Never fear --"once Texas' 'gits inta ya', yew ain't gonna git it out!" I was born with a Texas accent but, like Eliza Doolittle, I was trained to speak with what broadcasters called a 'General American' accent which is most often associated with Chicago and the mid-western states. The Texas accent was, for a while, universally despised, like 'Cockney' was once despised by London's upper classes. Interestingly, the long 'A' is a diphthong in both Texas and Cockney ---'aaaaaeeeee' But even longer in Cockney.
'Kinky' Friedman published a book called 'Texas Etiquette' which includes things that you will NEVER hear a 'real' Texan say. My favorite is: 'The tars (tires) on that truck are tew big!'. Or --'Come to thank (think) of it, ah'll have a Heinecken'. The implication is that NO real Texan would be caught dead drinking anything but a 'long neck'. However, 'real Texans' have been known to drink a Dos Equis or a Carta Blanca. After all, Native Americans and Hispanics were in Texas 'first'. And no one dare say Freddie Fender wasn't all Texan!

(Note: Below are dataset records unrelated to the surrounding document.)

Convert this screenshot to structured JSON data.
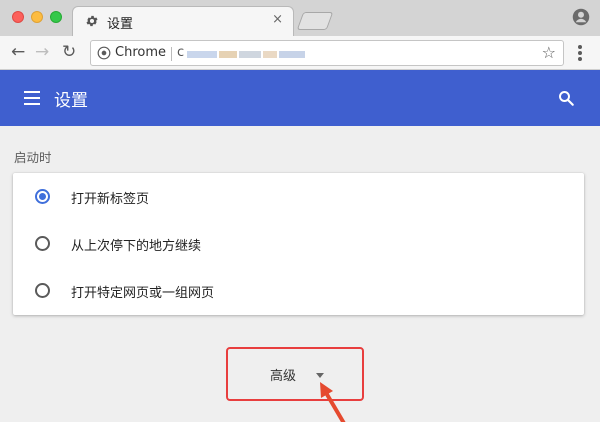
{
  "browser": {
    "tab_title": "设置",
    "tab_close": "×",
    "omnibox_label": "Chrome",
    "omnibox_url": "c",
    "back_glyph": "←",
    "forward_glyph": "→",
    "reload_glyph": "↻",
    "star_glyph": "☆"
  },
  "header": {
    "title": "设置"
  },
  "startup": {
    "heading": "启动时",
    "options": [
      {
        "label": "打开新标签页",
        "checked": true
      },
      {
        "label": "从上次停下的地方继续",
        "checked": false
      },
      {
        "label": "打开特定网页或一组网页",
        "checked": false
      }
    ]
  },
  "advanced": {
    "label": "高级"
  },
  "colors": {
    "appbar": "#3f5fcf",
    "radio_checked": "#3f6fdb",
    "highlight": "#e83e3e"
  }
}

Texas does have some colorful expressions. My favorite is 'Turd Floater' to describe a serious flood. 'Road Kill' is any animal unfortunate enough to have been run over by any vehicle on a highway. It is most often a prehistoric-looking beast called the 'Armadillo'. Because they are slow, they will become extinct, a victim of the Texas highway.
Some Texans are 'Existentialist' without realizing it. Jean-Paul Sartre's "A man is nothing else but what he makes of himself' would sound 'in character' coming from a Silver Screen 'cowboy' like John Wayne in 'True Grit' or Gary Cooper, the sheriff in 'High Noon'. While not a Texan nor a cowboy, fashion photographer Richard Avedon had his own version: "You can't expect another man to carry your shit!" I can imagine Eastwood mouthing that line in a Spaghetti western.
It is not uncommon for Americans --Texans included --to remember their roots more vividly abroad. Thomas Wolfe, abroad in 1926, was very nearly overcome by a flood of impressions and memories, some vivid, some only half recalled but felt. The glimpse of an iron railing summoned up a vivid memory of the boardwalk in Atlantic City; freshly mown grass the smell of Watermelon on the 'Fourth of July'. (See: The Story of a Novel, Thomas Wolfe, The Creative Process, Brewster Ghiselin) If Europe is as appalled by American culture as it claims to be, then why does it insist upon importing the very worst that America has to offer? For example, I have yet to see a Ken Burns documentary on the BBC, though I had seen many BBC programs on American TV. Why are these programs not seen on European channels but every sleazy exploitation seems to be sought out and distributed.
I have no quarrel with European critiques of American culture. In fact, in most cases, I share them. I disdain Bush and his stupid, tragic war. But Bush is not, in fact, representative of American values. He is a perversion of them. The same is true for most of the GOP.
At last, there are philosophical Texans. One of them --J. Frank Dobie --was a guest lecturer at Cambridge University during World War II. His 'A Texan In England' recounts his experiences, his travels and the connection that he made with the English themselves. His students asked him: "Do we sound as strange to you as you do to us?"
James Frank Dobie (September 26, 1888–September 18, 1964) was an American folklorist, writer, and newspaper columnist best known for many books depicting the richness and traditions of life in rural Texas during the days of the open range. As a public figure, he was known in his lifetime for his outspoken liberal views against Texas state politics, and for his long personal war against what he saw as bragging Texans, religious prejudice, restraints on individual liberty, and the assault of the mechanized world on the human spirit. He was also instrumental in the saving of the Texas Longhorn breed of cattle from extinction.J. Frank Dobie may have been the first Existentialist Cowboy. When I read Dobie today, I hear my father's voice reading from Coronado's Children (Dallas: The Southwest Press. 1930) by the light of a Kerosene lamp Despite the fact that Dobie was of another generation, I share a certain "base" with him. Dobie wrote about an unspoiled Texas as it very nearly was when I was a child. His sweeping vistas were my sweeping vistas. Dobie wrote about outlaws, cowboys, desperate golddiggers in search of Maximilian's lost gold shipment. His stories of lost Spanish gold became my mythology and I often saw, in the distance across the dusty plain, the very sprawling mesas where Maximilian's Gold might have been buried.
Dobie is provincial, to be sure, but his writing is universal as is his wit, his wisdom, his empathy. And, unlike Connecticut Texans and drug-store cowboys, Dobie was a free-thinker, a liberal, a 'gentleman and a scholar'. Nevertheless, he will remain virtually unknown in Europe. Dobie learned as much or more than his Cambridge students. He said of them: "Three thousand young men, all of whom would rather lose a game than win it unfairly".